Budget Mistake 5: Assuming That Expenses Will Stay the Same

This is true for things like cable TV bills, which have a curious way of creeping up every month, and insurance premiums, which can change depending on the claims you made or the group you’re insured with. While many expenses will stay relatively stable from month to month and even year to year, don’t forget the expenses that will change, as they could throw your whole budget off.

Budget Mistake 6: Not Consulting With the Family

If you live alone and handle your own finances, this isn’t applicable to you, but if you’re budgeting for the household, listen up. You’ve got to take the needs and wants of the other family members into account. Ask what their regular and occasional expenses are that come out of the family budget. If you have kids, you have to consider expenses related to school, after-school activities, trips, clothes, and allowance. Also factor in money for family trips and events.
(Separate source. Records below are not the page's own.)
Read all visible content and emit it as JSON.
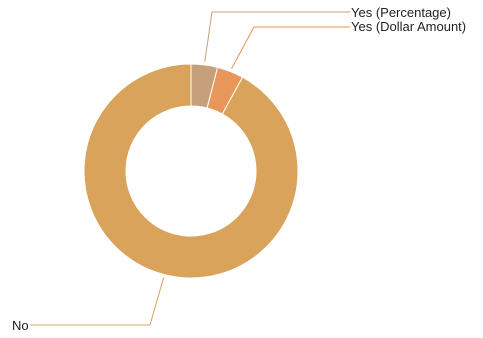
{
  "chart_data": {
    "type": "pie",
    "variant": "donut",
    "categories": [
      "Yes (Percentage)",
      "Yes (Dollar Amount)",
      "No"
    ],
    "values": [
      4,
      4,
      92
    ],
    "colors": [
      "#c6a07a",
      "#e8965a",
      "#d9a35b"
    ],
    "legend": "none"
  }
}
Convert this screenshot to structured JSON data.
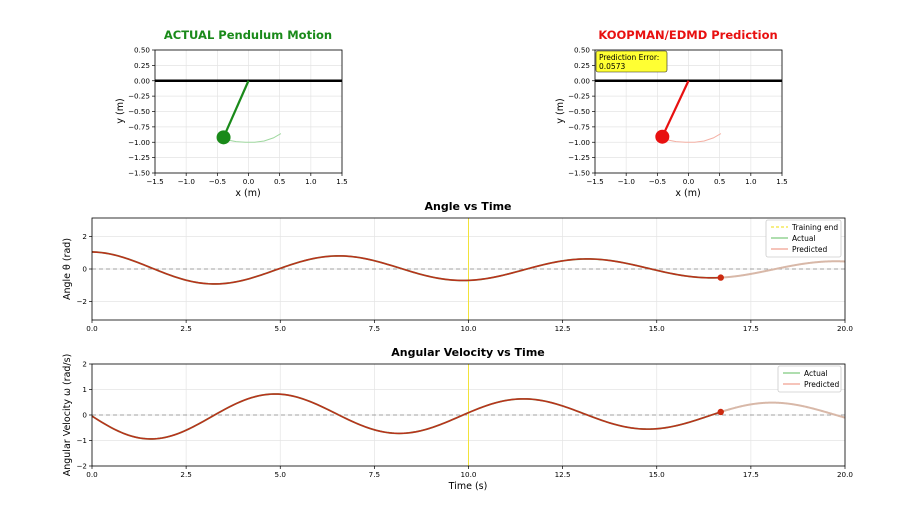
{
  "figure": {
    "colors": {
      "actual_green": "#1a8a1a",
      "predicted_red": "#e81010",
      "curve_red": "#b8321c",
      "actual_line": "#7fc97f",
      "predicted_line": "#f0a090",
      "training_end": "#f2e33a",
      "axis": "#000000",
      "grid": "#e4e4e4",
      "error_box": "#ffff33"
    }
  },
  "chart_data": [
    {
      "id": "actual",
      "type": "scatter",
      "title": "ACTUAL Pendulum Motion",
      "xlabel": "x (m)",
      "ylabel": "y (m)",
      "xlim": [
        -1.5,
        1.5
      ],
      "ylim": [
        -1.5,
        0.5
      ],
      "xticks": [
        "−1.5",
        "−1.0",
        "−0.5",
        "0.0",
        "0.5",
        "1.0",
        "1.5"
      ],
      "yticks": [
        "0.50",
        "0.25",
        "0.00",
        "−0.25",
        "−0.50",
        "−0.75",
        "−1.00",
        "−1.25",
        "−1.50"
      ],
      "pivot": [
        0,
        0
      ],
      "bob": [
        -0.4,
        -0.92
      ],
      "trail": [
        [
          -0.35,
          -0.96
        ],
        [
          -0.2,
          -0.99
        ],
        [
          -0.05,
          -1.0
        ],
        [
          0.1,
          -1.0
        ],
        [
          0.25,
          -0.98
        ],
        [
          0.4,
          -0.93
        ],
        [
          0.52,
          -0.86
        ]
      ]
    },
    {
      "id": "predicted",
      "type": "scatter",
      "title": "KOOPMAN/EDMD Prediction",
      "xlabel": "x (m)",
      "ylabel": "y (m)",
      "xlim": [
        -1.5,
        1.5
      ],
      "ylim": [
        -1.5,
        0.5
      ],
      "xticks": [
        "−1.5",
        "−1.0",
        "−0.5",
        "0.0",
        "0.5",
        "1.0",
        "1.5"
      ],
      "yticks": [
        "0.50",
        "0.25",
        "0.00",
        "−0.25",
        "−0.50",
        "−0.75",
        "−1.00",
        "−1.25",
        "−1.50"
      ],
      "pivot": [
        0,
        0
      ],
      "bob": [
        -0.42,
        -0.91
      ],
      "trail": [
        [
          -0.35,
          -0.96
        ],
        [
          -0.2,
          -0.99
        ],
        [
          -0.05,
          -1.0
        ],
        [
          0.1,
          -1.0
        ],
        [
          0.25,
          -0.98
        ],
        [
          0.4,
          -0.93
        ],
        [
          0.52,
          -0.86
        ]
      ],
      "annotation_label": "Prediction Error:",
      "annotation_value": "0.0573"
    },
    {
      "id": "angle",
      "type": "line",
      "title": "Angle vs Time",
      "xlabel": "",
      "ylabel": "Angle θ (rad)",
      "xlim": [
        0,
        20
      ],
      "ylim": [
        -3.14,
        3.14
      ],
      "xticks": [
        "0.0",
        "2.5",
        "5.0",
        "7.5",
        "10.0",
        "12.5",
        "15.0",
        "17.5",
        "20.0"
      ],
      "xtick_values": [
        0,
        2.5,
        5,
        7.5,
        10,
        12.5,
        15,
        17.5,
        20
      ],
      "yticks": [
        "2",
        "0",
        "−2"
      ],
      "ytick_values": [
        2,
        0,
        -2
      ],
      "training_end": 10,
      "current_time": 16.7,
      "model": {
        "A": 1.05,
        "decay": 0.04,
        "omega": 0.952,
        "phase": 0
      },
      "legend": [
        "Training end",
        "Actual",
        "Predicted"
      ]
    },
    {
      "id": "velocity",
      "type": "line",
      "title": "Angular Velocity vs Time",
      "xlabel": "Time (s)",
      "ylabel": "Angular Velocity ω (rad/s)",
      "xlim": [
        0,
        20
      ],
      "ylim": [
        -2,
        2
      ],
      "xticks": [
        "0.0",
        "2.5",
        "5.0",
        "7.5",
        "10.0",
        "12.5",
        "15.0",
        "17.5",
        "20.0"
      ],
      "xtick_values": [
        0,
        2.5,
        5,
        7.5,
        10,
        12.5,
        15,
        17.5,
        20
      ],
      "yticks": [
        "2",
        "1",
        "0",
        "−1",
        "−2"
      ],
      "ytick_values": [
        2,
        1,
        0,
        -1,
        -2
      ],
      "training_end": 10,
      "current_time": 16.7,
      "model": {
        "A": 1.05,
        "decay": 0.04,
        "omega": 0.952,
        "phase": 0
      },
      "legend": [
        "Actual",
        "Predicted"
      ]
    }
  ]
}
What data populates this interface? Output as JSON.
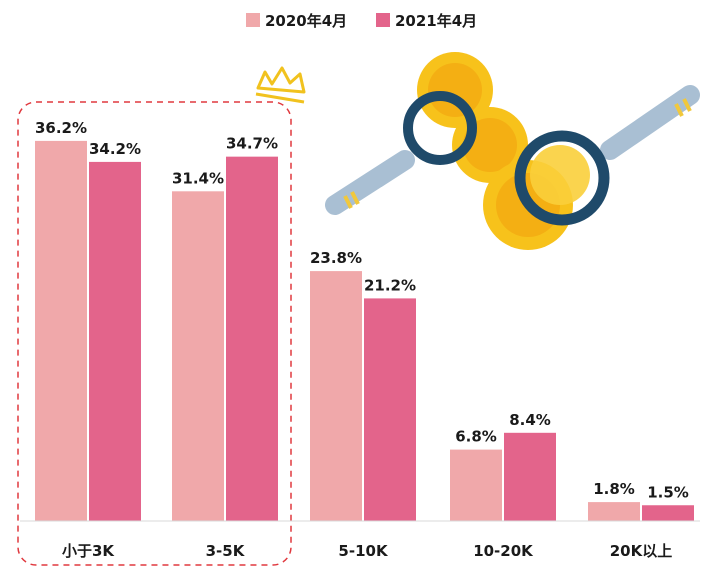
{
  "chart_data": {
    "type": "bar",
    "categories": [
      "小于3K",
      "3-5K",
      "5-10K",
      "10-20K",
      "20K以上"
    ],
    "series": [
      {
        "name": "2020年4月",
        "color": "#f0a8aa",
        "values": [
          36.2,
          31.4,
          23.8,
          6.8,
          1.8
        ],
        "labels": [
          "36.2%",
          "31.4%",
          "23.8%",
          "6.8%",
          "1.8%"
        ]
      },
      {
        "name": "2021年4月",
        "color": "#e3648b",
        "values": [
          34.2,
          34.7,
          21.2,
          8.4,
          1.5
        ],
        "labels": [
          "34.2%",
          "34.7%",
          "21.2%",
          "8.4%",
          "1.5%"
        ]
      }
    ],
    "ylim": [
      0,
      40
    ],
    "grid": false,
    "legend_position": "top-center",
    "highlight_categories": [
      "小于3K",
      "3-5K"
    ],
    "highlight_color": "#e0383e"
  }
}
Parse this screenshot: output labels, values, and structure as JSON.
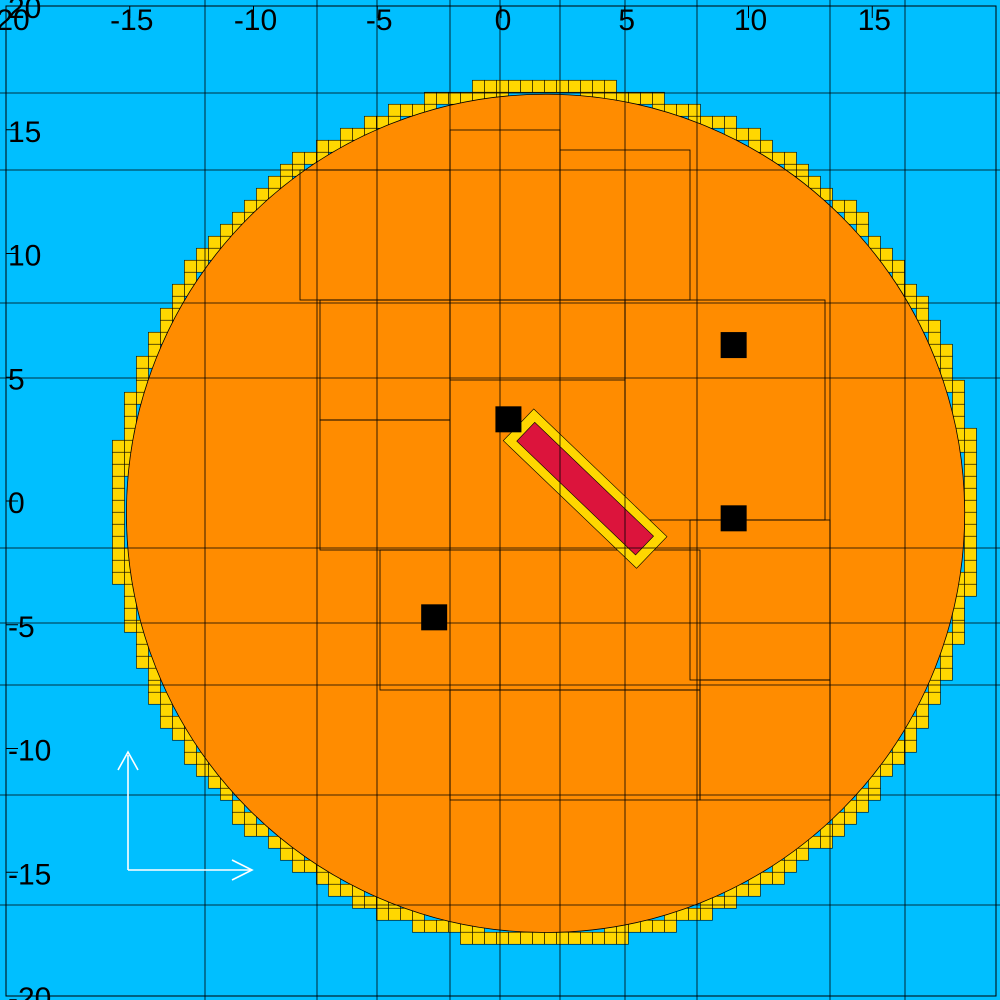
{
  "colors": {
    "background": "#00BFFF",
    "disc": "#FF8C00",
    "rim": "#FFD700",
    "core": "#DC143C",
    "markers": "#000000",
    "grid_lines": "#000000",
    "arrows": "#FFFFFF"
  },
  "axes": {
    "x_range": [
      -20,
      20
    ],
    "y_range": [
      -20,
      20
    ],
    "x_ticks": [
      "-20",
      "-15",
      "-10",
      "-5",
      "0",
      "5",
      "10",
      "15"
    ],
    "y_ticks": [
      "20",
      "15",
      "10",
      "5",
      "0",
      "-5",
      "-10",
      "-15",
      "-20"
    ]
  },
  "regions": {
    "disc": {
      "center": [
        1.8,
        -0.5
      ],
      "radius": 17.5
    },
    "core": {
      "from": [
        1.0,
        2.8
      ],
      "to": [
        5.8,
        -1.8
      ]
    },
    "markers": [
      [
        0.3,
        3.3
      ],
      [
        9.4,
        6.3
      ],
      [
        9.4,
        -0.7
      ],
      [
        -2.7,
        -4.7
      ]
    ]
  },
  "icons": {
    "axis_arrows": "coordinate-arrows-icon"
  }
}
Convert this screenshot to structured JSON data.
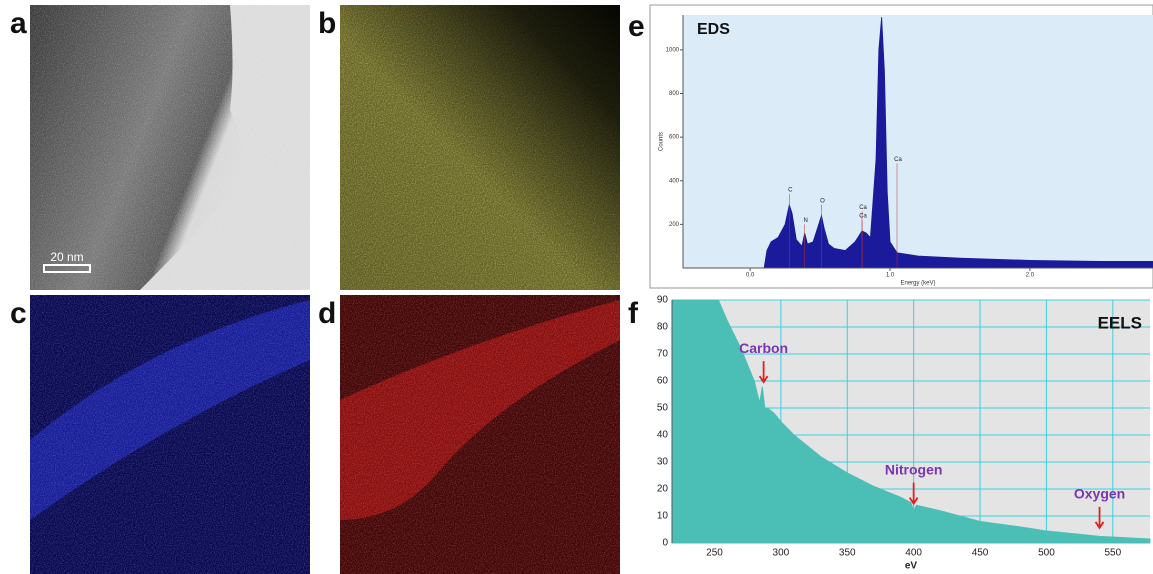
{
  "panels": [
    {
      "label": "a",
      "scale_bar": "20 nm"
    },
    {
      "label": "b"
    },
    {
      "label": "c"
    },
    {
      "label": "d"
    },
    {
      "label": "e"
    },
    {
      "label": "f"
    }
  ],
  "chart_data": [
    {
      "type": "area",
      "title": "EDS",
      "xlabel": "Energy (keV)",
      "ylabel": "Counts",
      "color": "#1a1a9a",
      "xlim": [
        -0.48,
        2.88
      ],
      "ylim": [
        0,
        1160
      ],
      "xticks": [
        {
          "value": 0,
          "label": "0.0"
        },
        {
          "value": 1,
          "label": "1.0"
        },
        {
          "value": 2,
          "label": "2.0"
        }
      ],
      "yticks": [
        200,
        400,
        600,
        800,
        1000
      ],
      "grid": false,
      "x": [
        0.1,
        0.12,
        0.15,
        0.2,
        0.25,
        0.28,
        0.3,
        0.33,
        0.37,
        0.39,
        0.41,
        0.45,
        0.49,
        0.51,
        0.53,
        0.56,
        0.6,
        0.68,
        0.75,
        0.8,
        0.83,
        0.86,
        0.9,
        0.92,
        0.94,
        0.96,
        0.98,
        1.0,
        1.05,
        1.2,
        1.5,
        2.0,
        2.5,
        2.88
      ],
      "values": [
        0,
        80,
        120,
        140,
        200,
        290,
        250,
        130,
        100,
        160,
        110,
        120,
        200,
        240,
        180,
        110,
        90,
        80,
        120,
        170,
        160,
        140,
        500,
        1000,
        1150,
        900,
        350,
        120,
        70,
        55,
        45,
        35,
        30,
        30
      ],
      "annotations": [
        {
          "text": "C",
          "x": 0.28,
          "y": 340
        },
        {
          "text": "N",
          "x": 0.39,
          "y": 200
        },
        {
          "text": "O",
          "x": 0.51,
          "y": 290
        },
        {
          "text": "Ca",
          "x": 0.8,
          "y": 220
        },
        {
          "text": "Ca",
          "x": 0.8,
          "y": 260
        },
        {
          "text": "Ca",
          "x": 1.05,
          "y": 480
        }
      ]
    },
    {
      "type": "area",
      "title": "EELS",
      "xlabel": "eV",
      "color": "#4bbfb6",
      "xlim": [
        218,
        578
      ],
      "ylim": [
        0,
        90
      ],
      "xticks": [
        250,
        300,
        350,
        400,
        450,
        500,
        550
      ],
      "yticks": [
        0,
        10,
        20,
        30,
        40,
        50,
        60,
        70,
        80,
        90
      ],
      "grid": true,
      "x": [
        218,
        253,
        260,
        270,
        280,
        284,
        286,
        287,
        288,
        290,
        295,
        300,
        310,
        320,
        330,
        350,
        370,
        390,
        398,
        400,
        402,
        420,
        450,
        480,
        500,
        520,
        540,
        560,
        578
      ],
      "values": [
        90,
        90,
        82,
        72,
        60,
        52,
        58,
        54,
        50,
        50,
        48,
        45,
        40,
        36,
        32,
        26,
        21,
        17,
        15,
        12,
        14,
        12,
        8,
        6,
        4.5,
        3.5,
        2.5,
        2,
        1.5
      ],
      "annotations": [
        {
          "text": "Carbon",
          "x": 287,
          "y": 57
        },
        {
          "text": "Nitrogen",
          "x": 400,
          "y": 12
        },
        {
          "text": "Oxygen",
          "x": 540,
          "y": 3
        }
      ]
    }
  ]
}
Budget Mistake 7: Not Saving, Not Even a Little

The best way to save is to put away a little at a time, so make sure that’s part of your monthly budget. Don’t wait for the magical day where everything is fully paid off and you have gobs of extra cash lying around before you start saving for your future, because that day may never come.

The easiest way to do it is to make things automatic. You can arrange direct deposits from your paycheck into your IRA or other savings account, for example, or set up a savings account related to your checking account and transfer funds automatically every paycheck. Once you’ve saved a certain amount, you can take that money and contribute to a retirement account or invest in the market.

The beauty of this method is that you never really see the money in your checking account, so you’ll never miss it.